Examining the uncertainty estimation properties of LSTM based rainfall-runoff models
Sprache des Titels:
Proceedings AGU Fall Meeting 2020
Existing studies on Long-Short Term Memory (LSTM) based rainfall-runoff modelling predominantly focus on the performance of point estimates (e.g. Kratzert et al. 2019). These estimates are by their very nature imprecise, given the uncertainty in the available information, the forcing inputs and the streamflow observations used to train the model.

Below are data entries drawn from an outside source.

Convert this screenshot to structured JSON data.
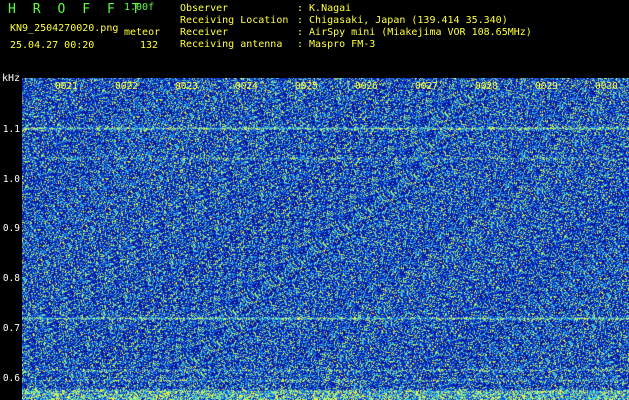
{
  "header": {
    "title": "H R O F F T",
    "version": "1.00f",
    "filename": "KN9_2504270020.png",
    "datetime": "25.04.27 00:20",
    "meteor_label": "meteor",
    "meteor_count": "132",
    "info_labels": [
      "Observer",
      "Receiving Location",
      "Receiver",
      "Receiving antenna"
    ],
    "info_values": [
      ": K.Nagai",
      ": Chigasaki, Japan (139.414 35.340)",
      ": AirSpy mini (Miakejima VOR 108.65MHz)",
      ": Maspro FM-3"
    ]
  },
  "axis": {
    "y_unit": "kHz",
    "y_ticks": [
      "1.1",
      "1.0",
      "0.9",
      "0.8",
      "0.7",
      "0.6"
    ],
    "x_ticks": [
      "0021",
      "0022",
      "0023",
      "0024",
      "0025",
      "0026",
      "0027",
      "0028",
      "0029",
      "0030"
    ]
  },
  "colors": {
    "background": "#000000",
    "waterfall_base": "#0a1aa8",
    "signal": "#ffff3c",
    "text_green": "#5cff3a"
  }
}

To account for this imprecision, the uncertainty of a given prediction can be estimated. From a technical standpoint, one solution could be to adapt the output of an LSTM so that it provides uncertainty estimates (as opposed to point predictions). This is a native property of using a general approximation approach, such as the LSTM (they also have the advantage of not requiring a-priori sampling distribution). However, these uncertainty estimates are also forms of estimates, based on the same incomplete data as any model prediction. This property can be observed when comparing ensemble-uncertainty estimations with the ones provided by a single LSTM (e.g.: Klotz et al. 2019; Fort, Hu & Lakshminarayanan 2020). The estimates of uncertainty are therefore in themselves uncertain and therefore need to be be empirically verified, as all uncertainty estimates.
The goal of this contribution is thus twofold. First, we provide an intuitive exploration into how neural networks self-organize their uncertainty estimations in the context of rainfall-runoff models, so that we can leverage these principles for general hydrological uncertainty estimations. Second, we explore the role of higher-order uncertainties regarding the estimations of the uncertainties, so that we can begin to quantify the limits of this approach.